British video game audio composer, manager, and producer

Patrick "Pat" Phelan is a video game audio composer, manager, and producer.

==Background==
At the age of 11, Phelan's parents bought him a VIC-20. He learnt how to program and began to write games. At age 13, he got his first synthesizer, a Korg MS20 and learning how to program the MS20's patch bay gave him his grounding in understanding the fundamentals of sound synthesis.

A few years later, the VIC was replaced with a Commodore 64. Soon there was a confluence between his gaming obsession and his love for sound and music. Influenced by Rob Hubbard and Ben Daglish, Phelan began to write music specifically for games. When he progressed to the Atari ST, Phelan began collecting keyboards and using the ST's built-in MIDI connectors, started to sequence complex arrangements, classical scores as well as audio for high-powered games.

In the early 1990s, Phelan joined Gremlin Graphics and was involved in the development of Zool. Later on, he took on other responsibilities and managed the audio department before eventually moving into more senior creative roles.

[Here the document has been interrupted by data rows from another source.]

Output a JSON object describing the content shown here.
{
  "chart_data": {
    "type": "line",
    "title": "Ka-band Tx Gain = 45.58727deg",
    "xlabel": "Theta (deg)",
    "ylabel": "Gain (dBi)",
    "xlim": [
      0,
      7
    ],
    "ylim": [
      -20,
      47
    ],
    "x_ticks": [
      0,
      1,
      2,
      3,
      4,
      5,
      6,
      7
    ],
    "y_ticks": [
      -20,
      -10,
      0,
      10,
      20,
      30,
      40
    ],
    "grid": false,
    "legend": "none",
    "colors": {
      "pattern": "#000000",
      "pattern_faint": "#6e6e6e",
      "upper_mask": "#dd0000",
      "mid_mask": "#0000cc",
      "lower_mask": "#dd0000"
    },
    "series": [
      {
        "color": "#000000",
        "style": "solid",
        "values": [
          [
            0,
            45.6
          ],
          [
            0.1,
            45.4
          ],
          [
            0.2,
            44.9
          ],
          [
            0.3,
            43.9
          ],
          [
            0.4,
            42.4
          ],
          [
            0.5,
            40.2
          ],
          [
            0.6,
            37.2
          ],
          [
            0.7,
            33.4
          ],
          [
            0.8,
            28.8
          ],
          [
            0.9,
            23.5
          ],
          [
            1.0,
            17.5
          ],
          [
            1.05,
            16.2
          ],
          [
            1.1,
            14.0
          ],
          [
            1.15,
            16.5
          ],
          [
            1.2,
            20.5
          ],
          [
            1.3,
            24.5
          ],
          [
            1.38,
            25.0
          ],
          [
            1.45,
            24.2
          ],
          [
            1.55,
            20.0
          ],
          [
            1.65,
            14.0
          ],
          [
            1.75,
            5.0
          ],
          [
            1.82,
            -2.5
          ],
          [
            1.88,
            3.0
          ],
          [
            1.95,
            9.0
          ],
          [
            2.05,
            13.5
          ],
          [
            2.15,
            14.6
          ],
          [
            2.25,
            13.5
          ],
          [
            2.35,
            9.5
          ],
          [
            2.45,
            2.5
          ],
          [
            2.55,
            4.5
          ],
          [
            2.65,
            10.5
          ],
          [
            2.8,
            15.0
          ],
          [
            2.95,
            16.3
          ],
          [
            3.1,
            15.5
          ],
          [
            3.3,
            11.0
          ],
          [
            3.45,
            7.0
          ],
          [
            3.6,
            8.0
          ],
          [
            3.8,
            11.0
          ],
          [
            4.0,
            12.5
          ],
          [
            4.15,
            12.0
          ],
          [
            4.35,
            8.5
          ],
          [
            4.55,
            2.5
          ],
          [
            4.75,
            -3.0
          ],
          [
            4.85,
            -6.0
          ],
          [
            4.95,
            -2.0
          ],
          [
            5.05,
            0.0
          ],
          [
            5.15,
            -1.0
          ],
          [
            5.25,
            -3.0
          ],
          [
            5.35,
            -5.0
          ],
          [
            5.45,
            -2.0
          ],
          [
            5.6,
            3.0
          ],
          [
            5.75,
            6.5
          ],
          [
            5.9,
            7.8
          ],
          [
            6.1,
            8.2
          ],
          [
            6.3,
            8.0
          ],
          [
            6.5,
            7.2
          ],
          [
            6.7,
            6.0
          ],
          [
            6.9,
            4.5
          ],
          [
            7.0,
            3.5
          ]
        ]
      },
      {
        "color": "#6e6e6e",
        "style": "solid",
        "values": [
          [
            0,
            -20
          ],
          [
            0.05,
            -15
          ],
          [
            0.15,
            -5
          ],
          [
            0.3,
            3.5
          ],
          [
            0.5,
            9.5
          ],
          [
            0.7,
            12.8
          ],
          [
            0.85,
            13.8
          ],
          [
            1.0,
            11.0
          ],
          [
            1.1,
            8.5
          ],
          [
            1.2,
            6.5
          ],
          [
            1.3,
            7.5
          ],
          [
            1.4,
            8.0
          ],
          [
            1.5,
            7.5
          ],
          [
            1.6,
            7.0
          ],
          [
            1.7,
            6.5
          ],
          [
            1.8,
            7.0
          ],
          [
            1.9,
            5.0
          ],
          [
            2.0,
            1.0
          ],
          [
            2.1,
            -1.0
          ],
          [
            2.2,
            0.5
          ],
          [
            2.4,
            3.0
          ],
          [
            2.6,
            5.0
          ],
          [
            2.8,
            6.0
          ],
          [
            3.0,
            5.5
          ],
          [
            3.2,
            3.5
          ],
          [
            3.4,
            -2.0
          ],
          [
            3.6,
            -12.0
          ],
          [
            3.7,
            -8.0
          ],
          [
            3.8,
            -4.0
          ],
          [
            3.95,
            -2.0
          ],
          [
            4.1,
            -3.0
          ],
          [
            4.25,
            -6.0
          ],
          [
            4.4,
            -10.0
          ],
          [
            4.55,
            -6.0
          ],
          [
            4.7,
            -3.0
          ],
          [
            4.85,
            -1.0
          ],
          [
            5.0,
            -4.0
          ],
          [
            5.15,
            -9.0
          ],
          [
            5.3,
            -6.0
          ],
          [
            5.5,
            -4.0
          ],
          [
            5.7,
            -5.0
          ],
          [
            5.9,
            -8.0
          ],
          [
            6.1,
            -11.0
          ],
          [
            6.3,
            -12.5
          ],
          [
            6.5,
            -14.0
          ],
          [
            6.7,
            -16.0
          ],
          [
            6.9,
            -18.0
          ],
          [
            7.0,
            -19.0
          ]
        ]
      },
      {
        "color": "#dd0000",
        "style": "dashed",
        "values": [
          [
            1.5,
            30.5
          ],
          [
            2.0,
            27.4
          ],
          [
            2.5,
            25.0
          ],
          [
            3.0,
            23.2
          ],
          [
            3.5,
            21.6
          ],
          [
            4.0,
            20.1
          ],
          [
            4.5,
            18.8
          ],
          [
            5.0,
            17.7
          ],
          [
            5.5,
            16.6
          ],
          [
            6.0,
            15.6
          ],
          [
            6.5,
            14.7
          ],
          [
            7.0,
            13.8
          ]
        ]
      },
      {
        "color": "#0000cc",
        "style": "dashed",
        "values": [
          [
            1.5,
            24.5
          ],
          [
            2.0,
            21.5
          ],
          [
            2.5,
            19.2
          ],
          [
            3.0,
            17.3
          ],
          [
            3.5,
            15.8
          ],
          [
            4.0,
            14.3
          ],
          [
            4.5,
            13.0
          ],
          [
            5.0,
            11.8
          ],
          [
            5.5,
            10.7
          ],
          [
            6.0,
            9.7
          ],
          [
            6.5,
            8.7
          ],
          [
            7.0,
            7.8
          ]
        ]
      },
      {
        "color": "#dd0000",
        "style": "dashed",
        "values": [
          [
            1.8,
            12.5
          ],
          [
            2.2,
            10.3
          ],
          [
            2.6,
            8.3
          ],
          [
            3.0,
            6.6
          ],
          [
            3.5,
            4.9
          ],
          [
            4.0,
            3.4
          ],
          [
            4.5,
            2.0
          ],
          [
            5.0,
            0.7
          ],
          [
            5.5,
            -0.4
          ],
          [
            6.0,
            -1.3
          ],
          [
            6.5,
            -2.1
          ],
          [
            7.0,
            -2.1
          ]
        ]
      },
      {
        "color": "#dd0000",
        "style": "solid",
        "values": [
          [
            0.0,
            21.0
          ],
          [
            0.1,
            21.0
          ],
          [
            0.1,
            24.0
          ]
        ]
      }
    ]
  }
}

Phelan left to set up Full Circle where he provided audio solutions for games, music for TV, consultancy and games design services. His clients included Infogrames, Climax, Headfirst and The BBC.

==Games developed==
Some of the games Phelan helped develop include:
- Doctor Who: The Adventure Games
- Outrun Online Arcade
- Disney's A Christmas Carol
- New International Track & Field
- Driver 76
- Spooks
- Micro Machines
- Slam Tennis
- Alone in the Dark: The New Nightmare
- Shadow Fighter
- UEFA Challenge
- Motorhead
- N2O: Nitrous Oxide
- Soulbringer
- PGA European Tour
- Hardwar
- Top Gear 2
- Actua Soccer series
- Judge Dredd
- Actua Golf 2
- Realms of the Haunting
- Fightbox
- Normality
- Sand Warriors
- Loaded
- Actua Ice Hockey series
- Hogs of War
- Slipstream 5000
- Fatal Racing
- Utopia
- K240
- Fragile Allegiance
- Retribution
- Litil Divil
- Lotus series
- Zool
- Premier Manager series

==Current status==
Phelan joined Sumo Digital in 2005 he now works as an Audio Director.

Phelan, a member of TIGA (The Independent Game Developers Association) and Gamerepublic (an Independent Trade Alliance), lives in England.